Some kinds of discovery are actually illegal. The federal and state privacy laws limit what can be discovered about individuals from census data. Use of drug trafficker's ``profiles" by law enforcement agencies has been very controversial and some parts of the profile, such as race, have been ruled illegal.
Political, ethical and moral considerations may affect other discoveries. The FBI proposal for setting up a nationwide database of criminal suspects was shut down after congressional objections on invasion of privacy.
A pattern that involves racial or ethnic characteristic is likely to be controversial. The FDA ban in April 1990 on blood donations by people from Haiti and Sub-Saharan Africa is a good example. The discovered pattern of high incidence of AIDS in those groups was protested as being racially motivated, because there was also a high incidence of AIDS in another geographical group (men from New York and San Francisco), who were not forbidden to donate blood.
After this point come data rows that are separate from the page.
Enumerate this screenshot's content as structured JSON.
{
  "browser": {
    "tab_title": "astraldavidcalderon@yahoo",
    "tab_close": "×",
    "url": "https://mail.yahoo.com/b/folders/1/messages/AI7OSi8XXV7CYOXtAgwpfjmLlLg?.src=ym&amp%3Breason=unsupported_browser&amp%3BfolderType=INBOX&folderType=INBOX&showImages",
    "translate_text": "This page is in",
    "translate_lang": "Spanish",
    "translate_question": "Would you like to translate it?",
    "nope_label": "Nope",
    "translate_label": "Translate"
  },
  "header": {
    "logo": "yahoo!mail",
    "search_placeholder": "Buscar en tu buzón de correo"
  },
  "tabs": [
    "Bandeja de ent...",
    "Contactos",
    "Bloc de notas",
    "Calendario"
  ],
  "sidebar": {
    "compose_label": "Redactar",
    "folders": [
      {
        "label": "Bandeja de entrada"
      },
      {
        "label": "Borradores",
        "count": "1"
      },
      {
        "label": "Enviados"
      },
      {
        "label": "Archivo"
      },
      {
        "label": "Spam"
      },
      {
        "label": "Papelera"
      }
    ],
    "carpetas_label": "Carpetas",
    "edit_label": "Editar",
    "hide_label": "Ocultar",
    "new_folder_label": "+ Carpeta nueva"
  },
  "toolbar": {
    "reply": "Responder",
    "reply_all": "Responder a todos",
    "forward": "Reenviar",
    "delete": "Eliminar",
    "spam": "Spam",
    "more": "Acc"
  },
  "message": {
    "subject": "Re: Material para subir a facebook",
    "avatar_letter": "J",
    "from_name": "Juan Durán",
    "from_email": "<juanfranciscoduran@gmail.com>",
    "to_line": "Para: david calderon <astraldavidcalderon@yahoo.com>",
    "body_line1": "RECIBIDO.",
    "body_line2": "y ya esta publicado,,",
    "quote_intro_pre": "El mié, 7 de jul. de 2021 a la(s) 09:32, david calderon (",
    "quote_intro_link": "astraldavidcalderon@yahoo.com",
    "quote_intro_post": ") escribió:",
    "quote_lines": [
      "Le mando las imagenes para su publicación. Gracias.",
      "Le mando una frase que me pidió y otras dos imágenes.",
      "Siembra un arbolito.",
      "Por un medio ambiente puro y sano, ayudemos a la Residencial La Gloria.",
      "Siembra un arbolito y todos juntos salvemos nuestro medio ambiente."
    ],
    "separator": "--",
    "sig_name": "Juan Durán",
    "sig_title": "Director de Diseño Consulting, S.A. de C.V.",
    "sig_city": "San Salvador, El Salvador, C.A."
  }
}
However, from the media reports on this controversy it was not clear what is the strength of those patterns, and what additional factors were considered. To avoid purely emotional arguments in such cases it is desirable to give more detailed information such as
Based on a sample of size S, people in group Z have a 33 to 41% likelihood of developing the disease X. P% of all people fall into group Z. The nationwide risk of developing X is 10 to 12%.This will allow the public a better perception of the pattern and will decrease the controversy.
I am very grateful to the workshop participants for making it all possible. I thank Bud Frawley, Chris Matheus, Larry Kerschberg, and Wray Buntine for their insightful comments on this report, and Shri Goyal for his encouragement. The expressed opinions and mistakes remaining are mine only.